Acht Tipps zum Steuern sparen

Es lohnt sich, in den letzten Wochen des Jahres noch einige Maßnahmen zu treffen, die bei den Zahlungen an den Fiskus entlasten. So lässt sich bares Geld sparen.

Dieses Jahr gibt es vor allem auch wieder durch Corona und die entsprechenden Folgen zusätzliche Möglichkeiten, in den letzten Wochen des Jahres die Zahlungen ans Finanzamt zu reduzieren. Das geht mit den folgenden Tipps.

1. Corona-Bonus

Steuerexperte Michael Bormann

Eine der wenigen positiven Nebenwirkungen von Covid-19 ist, dass es auch 2022 die Möglichkeit eines Corona-Bonus gibt. Zahlungen vom Arbeitgeber von bis zu 1500 Euro sind steuerfrei. Das Geld muss aber unabhängig vom Weihnachtsgeld oder Jahresbonus gezahlt werden. Die Möglichkeit dieser steuerfreien Zahlung des Arbeitgebers besteht jedoch nur bis Ende März des kommenden Jahres. Der Corona-Bonus soll die Mitarbeiter für die zusätzlichen Belastungen durch Covid-19 honorieren und kann auch in mehreren Tranchen gezahlt werden. Falls in diesem Jahr bislang noch kein Corona-Bonus gezahlt wurde, könnte sich ein Gespräch mit dem Chef lohnen.

2. Werbungskosten

In der Steuererklärung wird automatisch der sogenannte Arbeitnehmerpauschbetrag in Höhe von 1000 Euro berücksichtigt. Bis zu dieser Höhe sind beruflich verursachte Ausgaben steuerfrei, unabhängig davon, ob sie tatsächlich getätigt wurden oder nicht. Bei Steuerzahlern, deren Ausgaben in diesem Jahr schon nah an dieser Marke dran sind, lohnt es sich, noch schnell beispielsweise ein neues Laptop oder Büromaterialien anzuschaffen und damit die Werbungskosten über die Marke von 1000 Euro zu hieven. Eine andere Möglichkeit stellen die Kosten für eine Weiterbildung dar. Die Beträge, die den Pauschbetrag von 1000 Euro übersteigen, können dann für dieses Jahr noch steuerlich geltend gemacht werden.
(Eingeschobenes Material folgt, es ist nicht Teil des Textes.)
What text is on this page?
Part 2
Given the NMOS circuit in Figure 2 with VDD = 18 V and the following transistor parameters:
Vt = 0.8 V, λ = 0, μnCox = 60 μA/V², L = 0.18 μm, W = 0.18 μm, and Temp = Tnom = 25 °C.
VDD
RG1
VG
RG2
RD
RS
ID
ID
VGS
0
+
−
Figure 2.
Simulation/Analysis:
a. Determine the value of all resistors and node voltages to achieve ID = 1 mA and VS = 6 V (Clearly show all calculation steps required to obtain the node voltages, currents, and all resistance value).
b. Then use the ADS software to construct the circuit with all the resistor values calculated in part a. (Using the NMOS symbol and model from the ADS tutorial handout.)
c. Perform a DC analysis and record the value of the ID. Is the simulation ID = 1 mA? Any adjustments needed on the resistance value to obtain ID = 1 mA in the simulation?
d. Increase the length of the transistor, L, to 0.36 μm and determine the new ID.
Einzelne Ausgaben bis zu einem Nettobetrag von 952 Euro können dann noch für dieses Jahr vollständig von der Steuer abgesetzt werden. Höhere Beträge müssen dagegen über mehrere Jahre verteilt, sprich abgeschrieben werden. Eine Ausnahme gilt für IT-Ausgaben wie Laptops oder Software. Sie sind sofort voll abzugsfähig.

3. Homeoffice

Für jeden Tag, den Arbeitnehmer coronabedingt von zuhause aus gearbeitet haben, können fünf Euro zusätzlich als Werbungskosten angesetzt und damit vor dem Zugriff durch den Fiskus verschont werden. Es gilt allerdings eine jährliche Obergrenze von 600 Euro. Und die gesamten Werbungskosten müssen wie erwähnt den jährlichen Pauschbetrag von 1000 Euro übersteigen, damit sich das Arbeiten zuhause steuerlich bemerkbar macht. Die Homeoffice-Regel gilt übrigens auch im kommenden Jahr.

4. Arbeitszimmer

Bei einem Arbeitszimmer sind pro Jahr bis zu 1250 Euro pro Jahr von der Steuer absetzbar. Dazu zählen anteilige Wohnungsmieten oder Abschreibungen, Strom Heizung und Wasser sowie Kosten für die Einrichtung, also der Kauf eines Schreibtisches oder eines Bürostuhls. Das Finanzamt erkennt ein Arbeitszimmer jedoch nur dann an, wenn es den Mittelpunkt der Arbeit des Beschäftigten darstellt. Und es muss klar als Arbeitszimmer erkennbar sein. So darf sich dort beispielsweise kein Sofa oder Bett befinden. Die Arbeitsecke im Schlafzimmer oder in der Küche erkennt der Fiskus nicht an.

5. Betreuungskosten

Generell gilt, dass Eltern bis zu 6000 Euro an Betreuungskosten pro Jahr beim Finanzamt geltend machen können – und zwar pro Kind bis 14 Jahre. Zwei Drittel dieser Kosten, also 4000 Euro, können vom zu versteuernden Einkommen abgezogen werden. Das ist aber noch nicht alles.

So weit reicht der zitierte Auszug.